I would like to produce this output:

  results
  results.id
  results.name
  results.branches
  results.branches.id
  results.branches.city
  results.branches.customers
  results.branches.customers.id
  results.branches.customers.name

I am struggling with the command line below but it is not working.

jq '
def path(k):
  if k | type == "object":
    reduce(.keys[] | path(.), k)
  else:
    [k]
;

.[] | path(".") | flatten | sort' example.json

Any help, please?

3

There are 3 best solutions below

0
RomanPerekhrest On

With paths function, filtering out array indices of object keys and collecting unique paths:

jq '[paths(.) | map(select(type != "number")) | join(".")] | unique[]' test.json 

"results"
"results.branches"
"results.branches.city"
"results.branches.customers"
"results.branches.customers.id"
"results.branches.customers.name"
"results.branches.id"
"results.id"
"results.name"
0
pmf On

You could map the paths to only contain strings, then drop the duplicates using unique, and join the items by providing a delimiter:

jq -r '[paths | map(strings)] | unique[] | join(".")'
results
results.branches
results.branches.city
results.branches.customers
results.branches.customers.id
results.branches.customers.name
results.branches.id
results.id
results.name

Demo

To retain the document order (unique also sorts the array), you could deduplicate the list by using the joined paths as (unique-by-definition) object fields instead:

jq -r '[paths | map(strings) | join(".") | {(.):.}] | add[]'
results
results.id
results.name
results.branches
results.branches.id
results.branches.city
results.branches.customers
results.branches.customers.id
results.branches.customers.name

Demo

0
sudocracy On

Here's a solution that outputs the following to make it clear where the arrays are as well:

results[]
results[].branches[]
results[].branches[].city
results[].branches[].customers[]
results[].branches[].customers[].id
results[].branches[].customers[].name
results[].branches[].id
results[].id
results[].name

This is quite handy to see the "shape" of the JSON quickly before manipulating it.

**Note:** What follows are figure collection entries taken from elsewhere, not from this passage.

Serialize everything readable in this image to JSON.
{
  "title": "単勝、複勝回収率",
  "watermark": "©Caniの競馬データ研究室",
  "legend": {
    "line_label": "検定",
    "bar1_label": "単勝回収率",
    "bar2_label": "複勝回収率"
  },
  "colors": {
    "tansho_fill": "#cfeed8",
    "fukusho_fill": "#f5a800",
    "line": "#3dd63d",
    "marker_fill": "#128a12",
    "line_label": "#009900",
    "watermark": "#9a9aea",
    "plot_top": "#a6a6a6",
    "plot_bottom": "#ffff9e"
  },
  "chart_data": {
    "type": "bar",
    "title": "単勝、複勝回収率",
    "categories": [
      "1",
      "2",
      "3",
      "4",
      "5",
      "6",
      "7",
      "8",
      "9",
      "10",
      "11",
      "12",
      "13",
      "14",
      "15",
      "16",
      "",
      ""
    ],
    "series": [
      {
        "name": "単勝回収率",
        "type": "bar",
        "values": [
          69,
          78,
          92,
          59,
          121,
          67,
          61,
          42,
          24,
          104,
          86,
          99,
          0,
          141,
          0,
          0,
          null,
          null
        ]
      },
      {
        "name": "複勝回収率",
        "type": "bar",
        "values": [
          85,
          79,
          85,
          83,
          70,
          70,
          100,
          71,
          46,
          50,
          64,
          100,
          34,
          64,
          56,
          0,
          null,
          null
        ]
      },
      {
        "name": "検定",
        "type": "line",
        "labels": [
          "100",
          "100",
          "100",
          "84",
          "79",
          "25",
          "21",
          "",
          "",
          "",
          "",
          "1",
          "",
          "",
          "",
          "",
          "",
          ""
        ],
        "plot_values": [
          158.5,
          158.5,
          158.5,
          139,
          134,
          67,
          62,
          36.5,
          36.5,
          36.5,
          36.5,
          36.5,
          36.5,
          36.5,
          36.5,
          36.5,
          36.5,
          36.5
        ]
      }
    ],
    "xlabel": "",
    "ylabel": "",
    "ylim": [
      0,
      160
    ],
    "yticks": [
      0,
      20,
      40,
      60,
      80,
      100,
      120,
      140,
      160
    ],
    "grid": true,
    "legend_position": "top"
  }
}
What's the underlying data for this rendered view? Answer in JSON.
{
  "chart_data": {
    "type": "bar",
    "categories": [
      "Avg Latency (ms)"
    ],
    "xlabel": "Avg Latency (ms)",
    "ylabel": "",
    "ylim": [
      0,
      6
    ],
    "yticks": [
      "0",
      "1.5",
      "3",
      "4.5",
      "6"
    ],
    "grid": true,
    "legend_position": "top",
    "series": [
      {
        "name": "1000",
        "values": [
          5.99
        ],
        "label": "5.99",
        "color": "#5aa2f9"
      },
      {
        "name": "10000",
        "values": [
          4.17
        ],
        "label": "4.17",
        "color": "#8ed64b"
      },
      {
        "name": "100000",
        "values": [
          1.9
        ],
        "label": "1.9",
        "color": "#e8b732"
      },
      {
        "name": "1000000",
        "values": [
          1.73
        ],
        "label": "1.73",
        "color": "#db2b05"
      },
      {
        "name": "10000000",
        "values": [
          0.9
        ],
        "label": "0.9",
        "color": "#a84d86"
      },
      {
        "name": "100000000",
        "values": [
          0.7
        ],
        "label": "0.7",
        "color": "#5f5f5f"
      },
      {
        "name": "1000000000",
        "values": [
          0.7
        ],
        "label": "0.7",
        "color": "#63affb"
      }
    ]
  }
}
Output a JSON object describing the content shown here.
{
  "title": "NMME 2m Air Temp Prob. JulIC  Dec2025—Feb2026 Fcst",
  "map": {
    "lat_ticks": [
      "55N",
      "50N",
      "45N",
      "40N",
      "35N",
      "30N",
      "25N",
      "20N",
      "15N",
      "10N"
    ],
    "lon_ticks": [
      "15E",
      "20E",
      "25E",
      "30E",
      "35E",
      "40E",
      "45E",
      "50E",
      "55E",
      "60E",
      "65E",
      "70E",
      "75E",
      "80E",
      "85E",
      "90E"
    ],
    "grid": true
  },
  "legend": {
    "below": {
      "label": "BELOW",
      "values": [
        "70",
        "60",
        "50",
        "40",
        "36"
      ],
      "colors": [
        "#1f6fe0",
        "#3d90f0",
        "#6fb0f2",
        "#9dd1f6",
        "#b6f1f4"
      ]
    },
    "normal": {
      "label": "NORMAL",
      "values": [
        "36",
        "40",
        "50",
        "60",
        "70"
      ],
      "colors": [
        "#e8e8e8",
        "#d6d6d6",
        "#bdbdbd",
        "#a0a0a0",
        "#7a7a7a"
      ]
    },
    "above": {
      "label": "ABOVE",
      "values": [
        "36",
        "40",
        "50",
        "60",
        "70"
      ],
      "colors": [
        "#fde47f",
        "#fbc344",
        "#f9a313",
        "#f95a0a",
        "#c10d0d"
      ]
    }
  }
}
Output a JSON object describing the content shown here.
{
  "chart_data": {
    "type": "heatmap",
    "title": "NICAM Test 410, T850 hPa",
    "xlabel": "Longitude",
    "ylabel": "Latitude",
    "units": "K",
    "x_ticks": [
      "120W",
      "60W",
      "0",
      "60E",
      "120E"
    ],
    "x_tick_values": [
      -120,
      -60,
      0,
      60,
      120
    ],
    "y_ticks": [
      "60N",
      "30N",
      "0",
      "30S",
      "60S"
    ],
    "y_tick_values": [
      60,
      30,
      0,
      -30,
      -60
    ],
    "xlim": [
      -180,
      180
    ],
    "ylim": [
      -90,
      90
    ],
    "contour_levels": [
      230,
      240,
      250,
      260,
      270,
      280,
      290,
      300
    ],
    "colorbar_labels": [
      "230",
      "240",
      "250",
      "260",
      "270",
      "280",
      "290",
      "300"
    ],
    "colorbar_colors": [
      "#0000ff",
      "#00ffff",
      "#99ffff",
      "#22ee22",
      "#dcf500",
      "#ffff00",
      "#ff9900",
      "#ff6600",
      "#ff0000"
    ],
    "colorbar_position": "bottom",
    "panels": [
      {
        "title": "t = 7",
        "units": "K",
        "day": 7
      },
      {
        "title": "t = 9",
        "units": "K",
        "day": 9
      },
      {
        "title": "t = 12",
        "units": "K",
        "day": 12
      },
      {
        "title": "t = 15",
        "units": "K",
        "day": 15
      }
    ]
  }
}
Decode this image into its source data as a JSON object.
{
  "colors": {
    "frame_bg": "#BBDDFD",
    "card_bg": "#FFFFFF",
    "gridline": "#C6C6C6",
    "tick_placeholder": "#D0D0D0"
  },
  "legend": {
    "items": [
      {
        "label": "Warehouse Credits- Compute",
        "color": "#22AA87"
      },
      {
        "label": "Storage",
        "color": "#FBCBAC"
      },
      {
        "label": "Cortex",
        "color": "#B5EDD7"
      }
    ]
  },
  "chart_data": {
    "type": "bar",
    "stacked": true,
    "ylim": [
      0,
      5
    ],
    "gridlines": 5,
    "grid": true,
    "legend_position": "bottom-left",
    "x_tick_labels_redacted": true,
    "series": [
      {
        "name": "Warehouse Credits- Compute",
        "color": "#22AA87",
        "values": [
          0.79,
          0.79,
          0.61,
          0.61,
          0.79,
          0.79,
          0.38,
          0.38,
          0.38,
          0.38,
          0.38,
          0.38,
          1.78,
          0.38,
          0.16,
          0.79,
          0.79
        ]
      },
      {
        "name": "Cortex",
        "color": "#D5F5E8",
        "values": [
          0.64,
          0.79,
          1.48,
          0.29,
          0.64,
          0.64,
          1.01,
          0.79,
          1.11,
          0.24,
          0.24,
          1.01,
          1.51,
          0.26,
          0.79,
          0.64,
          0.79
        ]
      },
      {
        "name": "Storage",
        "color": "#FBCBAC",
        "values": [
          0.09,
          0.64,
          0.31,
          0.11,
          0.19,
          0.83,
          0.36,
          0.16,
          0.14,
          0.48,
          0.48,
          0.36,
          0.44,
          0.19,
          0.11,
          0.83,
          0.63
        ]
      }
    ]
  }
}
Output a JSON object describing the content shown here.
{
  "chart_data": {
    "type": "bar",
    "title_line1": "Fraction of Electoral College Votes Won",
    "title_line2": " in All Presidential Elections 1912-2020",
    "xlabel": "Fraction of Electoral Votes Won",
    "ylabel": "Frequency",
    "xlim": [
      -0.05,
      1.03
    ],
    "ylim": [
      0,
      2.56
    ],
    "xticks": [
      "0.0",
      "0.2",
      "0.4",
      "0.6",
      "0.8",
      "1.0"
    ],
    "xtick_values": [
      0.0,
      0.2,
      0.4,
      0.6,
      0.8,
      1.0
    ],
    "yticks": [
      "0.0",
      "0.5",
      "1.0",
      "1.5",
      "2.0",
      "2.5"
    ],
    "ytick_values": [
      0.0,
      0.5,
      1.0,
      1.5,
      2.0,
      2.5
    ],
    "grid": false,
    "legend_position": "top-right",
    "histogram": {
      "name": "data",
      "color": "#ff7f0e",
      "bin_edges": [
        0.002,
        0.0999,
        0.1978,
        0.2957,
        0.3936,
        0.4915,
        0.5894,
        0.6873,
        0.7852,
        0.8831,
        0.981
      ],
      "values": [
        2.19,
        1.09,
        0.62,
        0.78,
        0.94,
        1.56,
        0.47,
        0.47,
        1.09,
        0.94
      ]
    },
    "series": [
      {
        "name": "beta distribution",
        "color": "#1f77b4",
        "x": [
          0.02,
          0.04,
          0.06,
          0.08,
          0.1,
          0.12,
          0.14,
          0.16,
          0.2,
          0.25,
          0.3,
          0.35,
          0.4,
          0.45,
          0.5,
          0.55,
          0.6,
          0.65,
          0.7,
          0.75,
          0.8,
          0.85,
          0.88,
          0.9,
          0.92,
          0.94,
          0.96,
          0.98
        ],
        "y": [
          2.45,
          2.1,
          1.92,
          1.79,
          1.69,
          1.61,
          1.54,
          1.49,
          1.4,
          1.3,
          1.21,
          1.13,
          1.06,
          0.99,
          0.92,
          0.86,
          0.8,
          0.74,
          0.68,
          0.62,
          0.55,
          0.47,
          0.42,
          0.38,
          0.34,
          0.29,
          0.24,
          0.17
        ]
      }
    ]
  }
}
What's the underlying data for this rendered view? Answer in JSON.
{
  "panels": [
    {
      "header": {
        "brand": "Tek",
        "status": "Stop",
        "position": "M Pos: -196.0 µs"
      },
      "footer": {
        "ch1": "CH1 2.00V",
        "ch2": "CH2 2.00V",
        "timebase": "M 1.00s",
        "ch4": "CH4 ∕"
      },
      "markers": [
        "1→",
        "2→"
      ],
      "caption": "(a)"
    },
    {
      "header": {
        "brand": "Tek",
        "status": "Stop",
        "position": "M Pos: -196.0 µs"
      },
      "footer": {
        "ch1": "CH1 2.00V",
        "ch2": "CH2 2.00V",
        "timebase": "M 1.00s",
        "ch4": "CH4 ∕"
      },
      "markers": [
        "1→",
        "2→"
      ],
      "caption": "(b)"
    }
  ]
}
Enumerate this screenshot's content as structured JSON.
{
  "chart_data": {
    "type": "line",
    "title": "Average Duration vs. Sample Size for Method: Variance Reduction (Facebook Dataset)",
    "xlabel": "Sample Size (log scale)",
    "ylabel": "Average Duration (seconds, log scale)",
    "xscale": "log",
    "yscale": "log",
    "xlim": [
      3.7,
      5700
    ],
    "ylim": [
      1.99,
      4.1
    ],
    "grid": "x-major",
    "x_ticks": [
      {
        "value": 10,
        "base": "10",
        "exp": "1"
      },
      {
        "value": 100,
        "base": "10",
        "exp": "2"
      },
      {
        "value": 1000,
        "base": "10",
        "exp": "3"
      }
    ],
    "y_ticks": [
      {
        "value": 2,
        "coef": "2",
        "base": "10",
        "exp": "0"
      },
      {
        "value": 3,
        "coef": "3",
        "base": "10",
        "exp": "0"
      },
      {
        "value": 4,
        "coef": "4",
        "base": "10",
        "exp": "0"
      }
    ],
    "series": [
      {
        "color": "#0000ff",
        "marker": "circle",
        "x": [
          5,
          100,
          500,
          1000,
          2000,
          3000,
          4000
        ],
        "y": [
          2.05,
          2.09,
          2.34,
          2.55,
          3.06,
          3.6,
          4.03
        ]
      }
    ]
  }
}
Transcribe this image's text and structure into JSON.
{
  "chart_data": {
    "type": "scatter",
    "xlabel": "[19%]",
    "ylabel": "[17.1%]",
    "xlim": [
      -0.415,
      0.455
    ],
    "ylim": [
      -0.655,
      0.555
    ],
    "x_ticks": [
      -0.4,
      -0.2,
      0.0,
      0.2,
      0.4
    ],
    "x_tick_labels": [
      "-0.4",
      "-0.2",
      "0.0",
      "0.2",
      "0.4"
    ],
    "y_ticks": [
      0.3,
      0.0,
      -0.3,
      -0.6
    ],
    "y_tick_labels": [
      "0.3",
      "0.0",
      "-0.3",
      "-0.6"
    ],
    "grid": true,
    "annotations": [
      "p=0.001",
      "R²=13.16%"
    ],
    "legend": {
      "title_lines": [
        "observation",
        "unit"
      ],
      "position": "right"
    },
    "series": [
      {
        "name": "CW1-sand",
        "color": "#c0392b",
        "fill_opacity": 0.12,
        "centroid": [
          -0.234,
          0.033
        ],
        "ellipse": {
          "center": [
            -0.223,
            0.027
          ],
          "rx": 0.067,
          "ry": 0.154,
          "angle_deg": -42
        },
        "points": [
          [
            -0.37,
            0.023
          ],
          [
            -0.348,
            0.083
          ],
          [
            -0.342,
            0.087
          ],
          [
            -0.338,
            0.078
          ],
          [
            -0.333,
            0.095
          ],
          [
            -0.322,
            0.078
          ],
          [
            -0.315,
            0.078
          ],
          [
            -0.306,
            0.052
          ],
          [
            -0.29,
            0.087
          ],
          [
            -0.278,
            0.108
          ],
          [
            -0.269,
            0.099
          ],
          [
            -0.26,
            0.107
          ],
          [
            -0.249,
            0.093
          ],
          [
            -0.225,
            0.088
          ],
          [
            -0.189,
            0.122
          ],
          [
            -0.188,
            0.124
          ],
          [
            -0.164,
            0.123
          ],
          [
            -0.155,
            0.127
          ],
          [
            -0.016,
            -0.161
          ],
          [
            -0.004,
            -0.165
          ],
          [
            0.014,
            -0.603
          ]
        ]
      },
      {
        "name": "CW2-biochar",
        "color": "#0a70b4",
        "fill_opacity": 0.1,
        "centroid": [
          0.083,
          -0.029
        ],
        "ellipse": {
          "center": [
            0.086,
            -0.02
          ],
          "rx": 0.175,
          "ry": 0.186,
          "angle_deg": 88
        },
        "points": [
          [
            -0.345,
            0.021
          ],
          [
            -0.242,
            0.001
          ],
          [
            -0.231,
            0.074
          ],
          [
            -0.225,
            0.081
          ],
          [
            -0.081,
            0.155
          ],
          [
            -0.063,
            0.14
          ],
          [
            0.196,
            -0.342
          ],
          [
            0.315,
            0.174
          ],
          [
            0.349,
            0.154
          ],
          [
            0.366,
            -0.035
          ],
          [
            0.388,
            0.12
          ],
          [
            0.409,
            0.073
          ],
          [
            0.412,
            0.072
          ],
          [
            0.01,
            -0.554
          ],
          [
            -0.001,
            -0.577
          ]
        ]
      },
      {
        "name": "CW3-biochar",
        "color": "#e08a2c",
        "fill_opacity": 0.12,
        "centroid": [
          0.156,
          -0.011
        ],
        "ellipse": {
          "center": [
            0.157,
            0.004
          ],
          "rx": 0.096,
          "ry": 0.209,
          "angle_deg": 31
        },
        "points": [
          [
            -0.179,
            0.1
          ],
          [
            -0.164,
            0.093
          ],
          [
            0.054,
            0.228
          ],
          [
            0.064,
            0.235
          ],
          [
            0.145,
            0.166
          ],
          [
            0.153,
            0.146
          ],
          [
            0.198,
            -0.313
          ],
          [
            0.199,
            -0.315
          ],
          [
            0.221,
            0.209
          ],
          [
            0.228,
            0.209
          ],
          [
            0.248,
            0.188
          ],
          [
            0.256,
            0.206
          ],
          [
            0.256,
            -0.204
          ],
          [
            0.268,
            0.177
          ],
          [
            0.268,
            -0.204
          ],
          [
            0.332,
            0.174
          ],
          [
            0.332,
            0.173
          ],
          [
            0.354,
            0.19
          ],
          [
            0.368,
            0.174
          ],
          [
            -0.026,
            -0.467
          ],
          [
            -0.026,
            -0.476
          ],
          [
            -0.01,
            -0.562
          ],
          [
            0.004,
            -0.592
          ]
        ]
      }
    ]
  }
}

If you have this code in a script called show-shape.jq (demo):

#! /usr/local/bin/jq -r -f 

def extract:
    [ paths 
    | [ .[] | if type == "number" then "[]" else . end ] 
    | join (".") ] ;

def longest:
    . | sort_by(length) | reverse| .[0] ; 

def clean:
    [ .[] | gsub("[.][[]]"; "[]") ]  
    | group_by(. | rtrimstr("[]")) 
    | [ .[] | longest ];

def show:
    extract | sort | unique | clean | .[];
    
show

You can use it as follows:

cat some.json | show-shape.jq

Example:

§ echo '{"x":{"a":1,"b":[{"c":1},{"c":2}],"d":{"e":1}}}' | show-shape.jq 

x
x.a
x.b[]
x.b[].c
x.d
x.d.e

Notice the distinction between how x.b[].c and x.d.e are displayed.

One shortcoming of the script, thuogh, is that it does not show a trailing [] for an empty array:

§ echo '{ "a" : [1] }' | show-json-shape.jq 
a[]
§ echo '{ "a" : [] }' | show-json-shape.jq 
a